She must have fainted, but if so, her unconsciousness was but momentary, for when she again recognized her surroundings she found the tramp still standing over her adversary.
“I hope you don’t mind, ma’am,” he said, with an air of humbleness she certainly had not seen in him before, “but I think the man’s dead.” And he stirred with his foot the heavy figure before him.
“Oh, no, no, no!” she cried. “That would be too fearful. He’s shocked, stunned; you cannot have killed him.”
But the tramp was persistent. “I’m ‘fraid I have,” he said. “I done it before, and it’s been the same every time. But I couldn’t see a man of that color frighten a lady like you. My supper was too warm in me, ma’am. Shall I throw him outside the house?”
“Yes,” she said, and then, “No; let us first be sure there is no life in him.” And, hardly knowing what she did, she stooped down and peered into the glassy eyes of the prostrate man.

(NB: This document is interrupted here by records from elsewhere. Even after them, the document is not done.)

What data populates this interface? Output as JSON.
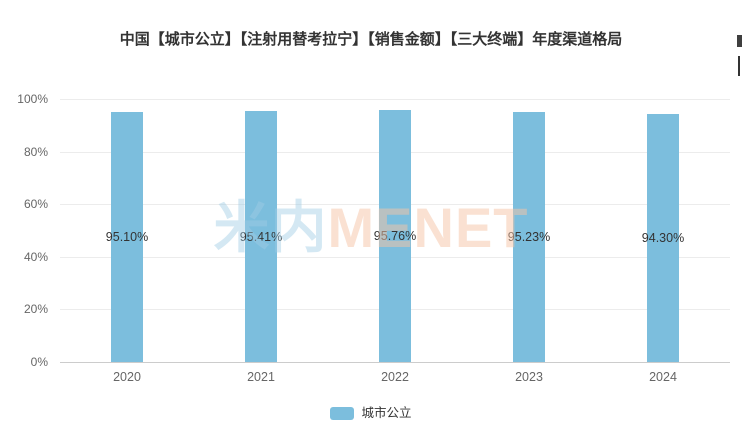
{
  "header": {
    "title": "中国【城市公立】【注射用替考拉宁】【销售金额】【三大终端】年度渠道格局"
  },
  "chart_data": {
    "type": "bar",
    "title": "中国【城市公立】【注射用替考拉宁】【销售金额】【三大终端】年度渠道格局",
    "categories": [
      "2020",
      "2021",
      "2022",
      "2023",
      "2024"
    ],
    "series": [
      {
        "name": "城市公立",
        "values": [
          95.1,
          95.41,
          95.76,
          95.23,
          94.3
        ]
      }
    ],
    "value_labels": [
      "95.10%",
      "95.41%",
      "95.76%",
      "95.23%",
      "94.30%"
    ],
    "xlabel": "",
    "ylabel": "",
    "ylim": [
      0,
      100
    ],
    "ytick_labels": [
      "100%",
      "80%",
      "60%",
      "40%",
      "20%",
      "0%"
    ],
    "grid": true,
    "legend_position": "bottom",
    "label_position": "inside-middle"
  },
  "legend": {
    "items": [
      {
        "label": "城市公立",
        "color": "#7cbedd"
      }
    ]
  },
  "watermark": {
    "cn": "米内",
    "en": "MENET"
  },
  "colors": {
    "bar": "#7cbedd",
    "grid_line": "#ececec",
    "axis_line": "#cccccc",
    "tick_text": "#666666",
    "data_label_text": "#333333",
    "title_text": "#333333"
  }
}
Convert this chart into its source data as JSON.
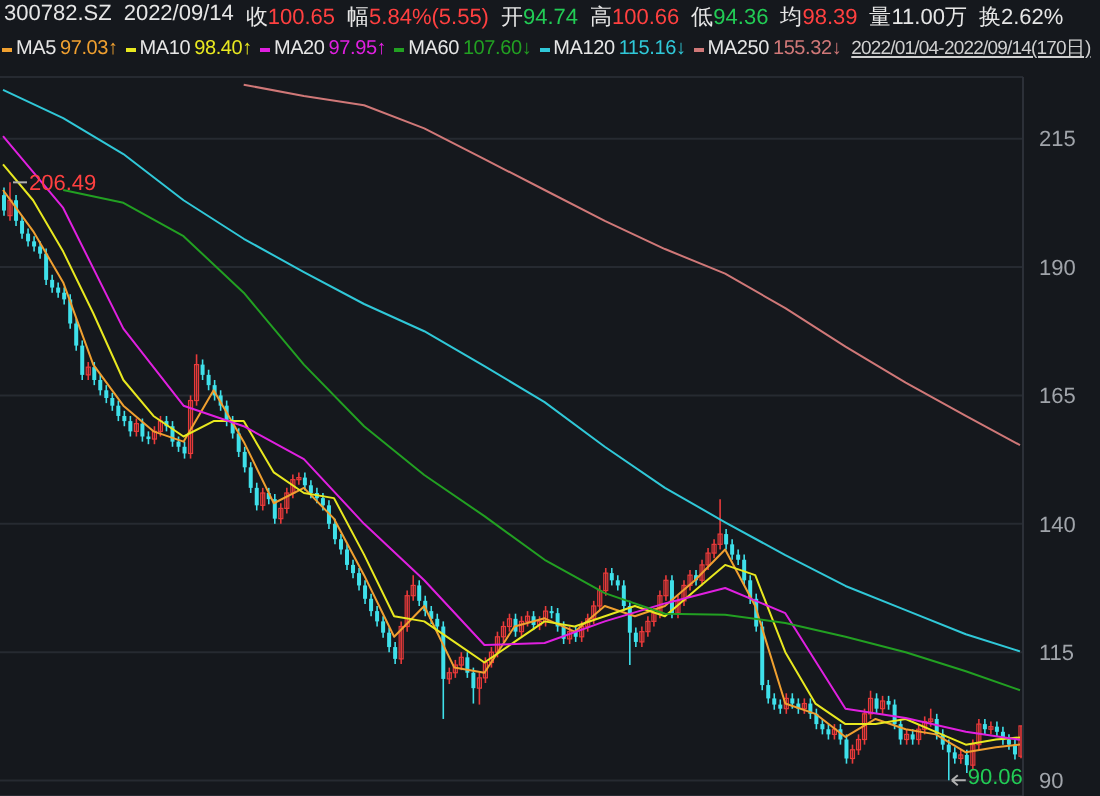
{
  "chart_data": {
    "type": "candlestick",
    "annotations": [
      "300782.SZ",
      "2022/09/14",
      "收100.65",
      "幅5.84%(5.55)",
      "开94.74",
      "高100.66",
      "低94.36",
      "均98.39",
      "量11.00万",
      "换2.62%",
      "97.03↑",
      "98.40↑",
      "97.95↑",
      "107.60↓",
      "115.16↓",
      "155.32↓",
      "2022/01/04-2022/09/14(170日)",
      "206.49",
      "90.06"
    ],
    "categories": [
      null,
      null,
      null,
      null,
      null,
      null,
      null,
      null,
      null,
      null,
      null,
      null,
      null,
      null,
      null,
      null,
      null,
      null,
      null,
      null,
      null,
      null,
      null,
      null,
      null,
      null,
      null,
      null,
      null,
      null,
      null,
      null,
      null,
      null,
      null,
      null,
      null,
      null,
      null,
      null,
      null,
      null,
      null,
      null,
      null,
      null,
      null,
      null,
      null,
      null,
      null,
      null,
      null,
      null,
      null,
      null,
      null,
      null,
      null,
      null,
      null,
      null,
      null,
      null,
      null,
      null,
      null,
      null,
      null,
      null,
      null,
      null,
      null,
      null,
      null,
      null,
      null,
      null,
      null,
      null,
      null,
      null,
      null,
      null,
      null,
      null,
      null,
      null,
      null,
      null,
      null,
      null,
      null,
      null,
      null,
      null,
      null,
      null,
      null,
      null,
      null,
      null,
      null,
      null,
      null,
      null,
      null,
      null,
      null,
      null,
      null,
      null,
      null,
      null,
      null,
      null,
      null,
      null,
      null,
      null,
      null,
      null,
      null,
      null,
      null,
      null,
      null,
      null,
      null,
      null,
      null,
      null,
      null,
      null,
      null,
      null,
      null,
      null,
      null,
      null,
      null,
      null,
      null,
      null,
      null,
      null,
      null,
      null,
      null,
      null,
      null,
      null,
      null,
      null,
      null,
      null,
      null,
      null,
      null,
      null,
      null,
      null,
      null,
      null,
      null,
      null,
      null,
      null,
      null,
      null
    ],
    "ohlc": [
      [
        204,
        205.5,
        200,
        201
      ],
      [
        200,
        206.49,
        199,
        203
      ],
      [
        203,
        204,
        198,
        199
      ],
      [
        199,
        200,
        195.5,
        196.5
      ],
      [
        196.5,
        197.5,
        194,
        195
      ],
      [
        195,
        196,
        193,
        194
      ],
      [
        194,
        195,
        191.6,
        192.6
      ],
      [
        192.6,
        193.6,
        186.5,
        187.5
      ],
      [
        187.5,
        188.5,
        185,
        186
      ],
      [
        186,
        187,
        184,
        185
      ],
      [
        185,
        186,
        182.7,
        183.7
      ],
      [
        183.7,
        184.7,
        178,
        179
      ],
      [
        179,
        180,
        173.7,
        174.7
      ],
      [
        174.7,
        175.7,
        168,
        169
      ],
      [
        169,
        171.5,
        168,
        170.5
      ],
      [
        170.5,
        171.5,
        167,
        168
      ],
      [
        168,
        169,
        165,
        166
      ],
      [
        166,
        167,
        163.5,
        164.5
      ],
      [
        164.5,
        165.5,
        162,
        163
      ],
      [
        163,
        164,
        160,
        161
      ],
      [
        161,
        162,
        159,
        160
      ],
      [
        160,
        161,
        157,
        158
      ],
      [
        158,
        160.5,
        157,
        159.5
      ],
      [
        159.5,
        160.5,
        156,
        157
      ],
      [
        157,
        158,
        155.5,
        156.5
      ],
      [
        156.5,
        159,
        155.5,
        158
      ],
      [
        158,
        161,
        157,
        160
      ],
      [
        160,
        161,
        158,
        159
      ],
      [
        159,
        160,
        155,
        156
      ],
      [
        156,
        157,
        154,
        155
      ],
      [
        155,
        156,
        152.7,
        153.7
      ],
      [
        153.7,
        165,
        152.7,
        164
      ],
      [
        164,
        173,
        163,
        171
      ],
      [
        171,
        172,
        168,
        169
      ],
      [
        169,
        170,
        166,
        167
      ],
      [
        167,
        168,
        164,
        165
      ],
      [
        165,
        166,
        162,
        163
      ],
      [
        163,
        164,
        159,
        160
      ],
      [
        160,
        161,
        156.6,
        157.6
      ],
      [
        157.6,
        158.6,
        153,
        154
      ],
      [
        154,
        155,
        150,
        151
      ],
      [
        151,
        152,
        146,
        147
      ],
      [
        147,
        148,
        142.6,
        143.6
      ],
      [
        143.6,
        147,
        142.6,
        146
      ],
      [
        146,
        147,
        143.8,
        144.8
      ],
      [
        144.8,
        145.8,
        140,
        141
      ],
      [
        141,
        144,
        140,
        143
      ],
      [
        143,
        147,
        142,
        146
      ],
      [
        146,
        149.6,
        145,
        148.6
      ],
      [
        148.6,
        150,
        147.6,
        149
      ],
      [
        149,
        150,
        146.5,
        147.5
      ],
      [
        147.5,
        148.5,
        145,
        146
      ],
      [
        146,
        147,
        144,
        145
      ],
      [
        145,
        146,
        142.6,
        143.6
      ],
      [
        143.6,
        144.6,
        139,
        140
      ],
      [
        140,
        141,
        136,
        137
      ],
      [
        137,
        138,
        134,
        135
      ],
      [
        135,
        136,
        131,
        132
      ],
      [
        132,
        133,
        129.4,
        130.4
      ],
      [
        130.4,
        131.4,
        127,
        128
      ],
      [
        128,
        129,
        124.4,
        125.4
      ],
      [
        125.4,
        126.4,
        122,
        123
      ],
      [
        123,
        124,
        120,
        121
      ],
      [
        121,
        122,
        117.8,
        118.8
      ],
      [
        118.8,
        119.8,
        115,
        116
      ],
      [
        116,
        117,
        112.7,
        113.7
      ],
      [
        113.7,
        121,
        112.7,
        120
      ],
      [
        120,
        127,
        119,
        126
      ],
      [
        126,
        130,
        125,
        128
      ],
      [
        128,
        129,
        124,
        125
      ],
      [
        125,
        126,
        122,
        123
      ],
      [
        123,
        124,
        120.5,
        121.5
      ],
      [
        121.5,
        122.5,
        119,
        120
      ],
      [
        120,
        121,
        102,
        109.8
      ],
      [
        109.8,
        112,
        108.8,
        111
      ],
      [
        111,
        113.5,
        110,
        112.5
      ],
      [
        112.5,
        115,
        111.5,
        114
      ],
      [
        114,
        115,
        110,
        111
      ],
      [
        111,
        112,
        105,
        108
      ],
      [
        108,
        111,
        104.8,
        110
      ],
      [
        110,
        114,
        109,
        113
      ],
      [
        113,
        116,
        112,
        115
      ],
      [
        115,
        119,
        114,
        118
      ],
      [
        118,
        121,
        117,
        120
      ],
      [
        120,
        122.5,
        119,
        121.5
      ],
      [
        121.5,
        122.5,
        118,
        119
      ],
      [
        119,
        122,
        118,
        121
      ],
      [
        121,
        123,
        120,
        122
      ],
      [
        122,
        123,
        119.3,
        120.3
      ],
      [
        120.3,
        122,
        119.3,
        121
      ],
      [
        121,
        124,
        120,
        123
      ],
      [
        123,
        124,
        121.6,
        122.6
      ],
      [
        122.6,
        123.6,
        119,
        120
      ],
      [
        120,
        121,
        116.6,
        117.6
      ],
      [
        117.6,
        120,
        116.6,
        119
      ],
      [
        119,
        120,
        117,
        118
      ],
      [
        118,
        121,
        117,
        120
      ],
      [
        120,
        122.5,
        119,
        121.5
      ],
      [
        121.5,
        125,
        120.5,
        124
      ],
      [
        124,
        128,
        123,
        127
      ],
      [
        127,
        131.4,
        126,
        130.4
      ],
      [
        130.4,
        131.4,
        128,
        129
      ],
      [
        129,
        130,
        127,
        128
      ],
      [
        128,
        129,
        123,
        124
      ],
      [
        124,
        125,
        112.5,
        118.8
      ],
      [
        118.8,
        119.8,
        116,
        117
      ],
      [
        117,
        120,
        116,
        119
      ],
      [
        119,
        122,
        118,
        121
      ],
      [
        121,
        123.6,
        120,
        122.6
      ],
      [
        122.6,
        127,
        121.6,
        126
      ],
      [
        126,
        130,
        125,
        129
      ],
      [
        129,
        130,
        121.6,
        122.6
      ],
      [
        122.6,
        126,
        121.6,
        125
      ],
      [
        125,
        129,
        124,
        128
      ],
      [
        128,
        131,
        127,
        130
      ],
      [
        130,
        131,
        128,
        129
      ],
      [
        129,
        133,
        128,
        132
      ],
      [
        132,
        135.3,
        131,
        134.3
      ],
      [
        134.3,
        137,
        133.3,
        136
      ],
      [
        136,
        144.8,
        135,
        138
      ],
      [
        138,
        139,
        135,
        136
      ],
      [
        136,
        137,
        133,
        134
      ],
      [
        134,
        135,
        132,
        133
      ],
      [
        133,
        134,
        128,
        129
      ],
      [
        129,
        130,
        124.4,
        125.4
      ],
      [
        125.4,
        126.4,
        119,
        120
      ],
      [
        120,
        121,
        107.6,
        108.6
      ],
      [
        108.6,
        109.6,
        105,
        106
      ],
      [
        106,
        107,
        103.8,
        104.8
      ],
      [
        104.8,
        105.8,
        103,
        104
      ],
      [
        104,
        107,
        103,
        106
      ],
      [
        106,
        107,
        104,
        105
      ],
      [
        105,
        106,
        103,
        104
      ],
      [
        104,
        106,
        103,
        105
      ],
      [
        105,
        106,
        102,
        103
      ],
      [
        103,
        104,
        100,
        101
      ],
      [
        101,
        102,
        99,
        100
      ],
      [
        100,
        101,
        98,
        99
      ],
      [
        99,
        101,
        98,
        100
      ],
      [
        100,
        101,
        97,
        98
      ],
      [
        98,
        99,
        93.3,
        94.3
      ],
      [
        94.3,
        97,
        93.3,
        96
      ],
      [
        96,
        99,
        95,
        98
      ],
      [
        98,
        104,
        97,
        103
      ],
      [
        103,
        107.5,
        102,
        106
      ],
      [
        106,
        107,
        103,
        104
      ],
      [
        104,
        106.5,
        103,
        105.5
      ],
      [
        105.5,
        106.5,
        103.8,
        104.8
      ],
      [
        104.8,
        105.8,
        100,
        101
      ],
      [
        101,
        102,
        97,
        98
      ],
      [
        98,
        100,
        97,
        99
      ],
      [
        99,
        100,
        97,
        98
      ],
      [
        98,
        101,
        97,
        100
      ],
      [
        100,
        102.5,
        99,
        101.5
      ],
      [
        101.5,
        104,
        100.5,
        102
      ],
      [
        102,
        103,
        98,
        99
      ],
      [
        99,
        100,
        96,
        97
      ],
      [
        97,
        98,
        90.06,
        95.5
      ],
      [
        95.5,
        96.5,
        93.3,
        94.3
      ],
      [
        94.3,
        96,
        93.3,
        95
      ],
      [
        95,
        96,
        91.5,
        93
      ],
      [
        93,
        98,
        92,
        97
      ],
      [
        97,
        102,
        96,
        101
      ],
      [
        101,
        102,
        99,
        100
      ],
      [
        100,
        101.5,
        99,
        100.5
      ],
      [
        100.5,
        101.5,
        98.5,
        99.5
      ],
      [
        99.5,
        100.5,
        97,
        98
      ],
      [
        98,
        99,
        96,
        97
      ],
      [
        97,
        98,
        94.1,
        95.1
      ],
      [
        94.74,
        100.66,
        94.36,
        100.65
      ]
    ],
    "series": [
      {
        "name": "MA5",
        "type": "line",
        "color": "#f0a030",
        "values": [
          205,
          null,
          null,
          null,
          null,
          197,
          null,
          null,
          null,
          null,
          187,
          null,
          null,
          null,
          null,
          171,
          null,
          null,
          null,
          null,
          163,
          null,
          null,
          null,
          null,
          158,
          null,
          null,
          null,
          null,
          156,
          null,
          null,
          null,
          null,
          166,
          null,
          null,
          null,
          null,
          156,
          null,
          null,
          null,
          null,
          144,
          null,
          null,
          null,
          null,
          147,
          null,
          null,
          null,
          null,
          141,
          null,
          null,
          null,
          null,
          130,
          null,
          null,
          null,
          null,
          118,
          null,
          null,
          null,
          null,
          124,
          null,
          null,
          null,
          null,
          112,
          null,
          null,
          null,
          null,
          111,
          null,
          null,
          null,
          null,
          120,
          null,
          null,
          null,
          null,
          121.6,
          null,
          null,
          null,
          null,
          119,
          null,
          null,
          null,
          null,
          124,
          null,
          null,
          null,
          null,
          122,
          null,
          null,
          null,
          null,
          124,
          null,
          null,
          null,
          null,
          129,
          null,
          null,
          null,
          null,
          135,
          null,
          null,
          null,
          null,
          124,
          null,
          null,
          null,
          null,
          105,
          null,
          null,
          null,
          null,
          103,
          null,
          null,
          null,
          null,
          98.5,
          null,
          null,
          null,
          null,
          102,
          null,
          null,
          null,
          null,
          100,
          null,
          null,
          null,
          null,
          99,
          null,
          null,
          null,
          null,
          95.5,
          null,
          null,
          null,
          null,
          96.5,
          null,
          null,
          null,
          97.03
        ]
      },
      {
        "name": "MA10",
        "type": "line",
        "color": "#e8e820",
        "values": [
          210,
          null,
          null,
          null,
          null,
          203,
          null,
          null,
          null,
          null,
          193,
          null,
          null,
          null,
          null,
          181,
          null,
          null,
          null,
          null,
          168,
          null,
          null,
          null,
          null,
          161,
          null,
          null,
          null,
          null,
          157,
          null,
          null,
          null,
          null,
          160,
          null,
          null,
          null,
          null,
          160,
          null,
          null,
          null,
          null,
          150,
          null,
          null,
          null,
          null,
          146,
          null,
          null,
          null,
          null,
          145,
          null,
          null,
          null,
          null,
          134,
          null,
          null,
          null,
          null,
          122,
          null,
          null,
          null,
          null,
          121,
          null,
          null,
          null,
          null,
          117,
          null,
          null,
          null,
          null,
          113,
          null,
          null,
          null,
          null,
          117,
          null,
          null,
          null,
          null,
          121,
          null,
          null,
          null,
          null,
          120,
          null,
          null,
          null,
          null,
          122,
          null,
          null,
          null,
          null,
          124,
          null,
          null,
          null,
          null,
          122,
          null,
          null,
          null,
          null,
          127,
          null,
          null,
          null,
          null,
          132,
          null,
          null,
          null,
          null,
          130,
          null,
          null,
          null,
          null,
          115,
          null,
          null,
          null,
          null,
          105,
          null,
          null,
          null,
          null,
          101,
          null,
          null,
          null,
          null,
          101,
          null,
          null,
          null,
          null,
          102,
          null,
          null,
          null,
          null,
          99.5,
          null,
          null,
          null,
          null,
          97,
          null,
          null,
          null,
          null,
          98,
          null,
          null,
          null,
          98.4
        ]
      },
      {
        "name": "MA20",
        "type": "line",
        "color": "#e020e0",
        "values": [
          215.5,
          null,
          null,
          null,
          null,
          null,
          null,
          null,
          null,
          null,
          201.5,
          null,
          null,
          null,
          null,
          null,
          null,
          null,
          null,
          null,
          178,
          null,
          null,
          null,
          null,
          null,
          null,
          null,
          null,
          null,
          163,
          null,
          null,
          null,
          null,
          null,
          null,
          null,
          null,
          null,
          159,
          null,
          null,
          null,
          null,
          null,
          null,
          null,
          null,
          null,
          152.6,
          null,
          null,
          null,
          null,
          null,
          null,
          null,
          null,
          null,
          140,
          null,
          null,
          null,
          null,
          null,
          null,
          null,
          null,
          null,
          129,
          null,
          null,
          null,
          null,
          null,
          null,
          null,
          null,
          null,
          116.4,
          null,
          null,
          null,
          null,
          null,
          null,
          null,
          null,
          null,
          116.8,
          null,
          null,
          null,
          null,
          null,
          null,
          null,
          null,
          null,
          121,
          null,
          null,
          null,
          null,
          null,
          null,
          null,
          null,
          null,
          124.5,
          null,
          null,
          null,
          null,
          null,
          null,
          null,
          null,
          null,
          127.5,
          null,
          null,
          null,
          null,
          null,
          null,
          null,
          null,
          null,
          122.6,
          null,
          null,
          null,
          null,
          null,
          null,
          null,
          null,
          null,
          104,
          null,
          null,
          null,
          null,
          null,
          null,
          null,
          null,
          null,
          102.2,
          null,
          null,
          null,
          null,
          null,
          null,
          null,
          null,
          null,
          99.5,
          null,
          null,
          null,
          null,
          null,
          null,
          null,
          null,
          97.95
        ]
      },
      {
        "name": "MA60",
        "type": "line",
        "color": "#22a022",
        "values": [
          null,
          null,
          null,
          null,
          null,
          null,
          null,
          null,
          null,
          null,
          205,
          null,
          null,
          null,
          null,
          null,
          null,
          null,
          null,
          null,
          202.5,
          null,
          null,
          null,
          null,
          null,
          null,
          null,
          null,
          null,
          196,
          null,
          null,
          null,
          null,
          null,
          null,
          null,
          null,
          null,
          185,
          null,
          null,
          null,
          null,
          null,
          null,
          null,
          null,
          null,
          171,
          null,
          null,
          null,
          null,
          null,
          null,
          null,
          null,
          null,
          159,
          null,
          null,
          null,
          null,
          null,
          null,
          null,
          null,
          null,
          149.5,
          null,
          null,
          null,
          null,
          null,
          null,
          null,
          null,
          null,
          141.5,
          null,
          null,
          null,
          null,
          null,
          null,
          null,
          null,
          null,
          133,
          null,
          null,
          null,
          null,
          null,
          null,
          null,
          null,
          null,
          126.5,
          null,
          null,
          null,
          null,
          null,
          null,
          null,
          null,
          null,
          122.5,
          null,
          null,
          null,
          null,
          null,
          null,
          null,
          null,
          null,
          122.3,
          null,
          null,
          null,
          null,
          null,
          null,
          null,
          null,
          null,
          120.7,
          null,
          null,
          null,
          null,
          null,
          null,
          null,
          null,
          null,
          118,
          null,
          null,
          null,
          null,
          null,
          null,
          null,
          null,
          null,
          115,
          null,
          null,
          null,
          null,
          null,
          null,
          null,
          null,
          null,
          111.3,
          null,
          null,
          null,
          null,
          null,
          null,
          null,
          null,
          107.6
        ]
      },
      {
        "name": "MA120",
        "type": "line",
        "color": "#30c8d8",
        "values": [
          224.5,
          null,
          null,
          null,
          null,
          null,
          null,
          null,
          null,
          null,
          219,
          null,
          null,
          null,
          null,
          null,
          null,
          null,
          null,
          null,
          212,
          null,
          null,
          null,
          null,
          null,
          null,
          null,
          null,
          null,
          203,
          null,
          null,
          null,
          null,
          null,
          null,
          null,
          null,
          null,
          195.5,
          null,
          null,
          null,
          null,
          null,
          null,
          null,
          null,
          null,
          189,
          null,
          null,
          null,
          null,
          null,
          null,
          null,
          null,
          null,
          182.8,
          null,
          null,
          null,
          null,
          null,
          null,
          null,
          null,
          null,
          177.5,
          null,
          null,
          null,
          null,
          null,
          null,
          null,
          null,
          null,
          170.7,
          null,
          null,
          null,
          null,
          null,
          null,
          null,
          null,
          null,
          163.7,
          null,
          null,
          null,
          null,
          null,
          null,
          null,
          null,
          null,
          155,
          null,
          null,
          null,
          null,
          null,
          null,
          null,
          null,
          null,
          147,
          null,
          null,
          null,
          null,
          null,
          null,
          null,
          null,
          null,
          140.3,
          null,
          null,
          null,
          null,
          null,
          null,
          null,
          null,
          null,
          133.9,
          null,
          null,
          null,
          null,
          null,
          null,
          null,
          null,
          null,
          127.9,
          null,
          null,
          null,
          null,
          null,
          null,
          null,
          null,
          null,
          123.2,
          null,
          null,
          null,
          null,
          null,
          null,
          null,
          null,
          null,
          118.5,
          null,
          null,
          null,
          null,
          null,
          null,
          null,
          null,
          115.16
        ]
      },
      {
        "name": "MA250",
        "type": "line",
        "color": "#d07878",
        "values": [
          null,
          null,
          null,
          null,
          null,
          null,
          null,
          null,
          null,
          null,
          null,
          null,
          null,
          null,
          null,
          null,
          null,
          null,
          null,
          null,
          null,
          null,
          null,
          null,
          null,
          null,
          null,
          null,
          null,
          null,
          null,
          null,
          null,
          null,
          null,
          null,
          null,
          null,
          null,
          null,
          225.5,
          null,
          null,
          null,
          null,
          null,
          null,
          null,
          null,
          null,
          223.3,
          null,
          null,
          null,
          null,
          null,
          null,
          null,
          null,
          null,
          221.5,
          null,
          null,
          null,
          null,
          null,
          null,
          null,
          null,
          null,
          217,
          null,
          null,
          null,
          null,
          null,
          null,
          null,
          null,
          null,
          211,
          null,
          null,
          null,
          null,
          null,
          null,
          null,
          null,
          null,
          205,
          null,
          null,
          null,
          null,
          null,
          null,
          null,
          null,
          null,
          199,
          null,
          null,
          null,
          null,
          null,
          null,
          null,
          null,
          null,
          193.5,
          null,
          null,
          null,
          null,
          null,
          null,
          null,
          null,
          null,
          188.7,
          null,
          null,
          null,
          null,
          null,
          null,
          null,
          null,
          null,
          182,
          null,
          null,
          null,
          null,
          null,
          null,
          null,
          null,
          null,
          174.5,
          null,
          null,
          null,
          null,
          null,
          null,
          null,
          null,
          null,
          167.5,
          null,
          null,
          null,
          null,
          null,
          null,
          null,
          null,
          null,
          161,
          null,
          null,
          null,
          null,
          null,
          null,
          null,
          null,
          155.32
        ]
      }
    ],
    "ylim": [
      87,
      227
    ],
    "yticks": [
      90,
      115,
      140,
      165,
      190,
      215
    ],
    "grid": "y",
    "legend": "top",
    "tick_labels": "y"
  }
}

Suddenly she turned pale—no, not pale, but ghastly, and cowering back, shook so that the tramp, into whose features a certain refinement had passed since he had acted as her protector, thought she had discovered life in those set orbs, and was stooping down to make sure that this was so, when he saw her suddenly lean forward and, impetuously plunging her hand into the negro’s throat, tear open the shirt and give one look at his bared breast.
It was white.
“O God! O God!” she moaned, and lifting the head in her two hands she gave the motionless features a long and searching look. “Water!” she cried. “Bring water.” But before the now obedient tramp could respond, she had torn off the woolly wig disfiguring the dead man’s head, and seeing the blond curls beneath had uttered such a shriek that it rose above the gale and was heard by her distant neighbors.
It was the head and hair of her husband.
They found out afterwards that he had contemplated this theft for months, that each and every precaution possible to a successful issue to this most daring undertaking had been made use of and that but for the unexpected presence in the house of the tramp, he would doubtless have not only extorted the money from his wife, but have so covered up the deed by a plausible alibi as to have retained her confidence and that of his employers.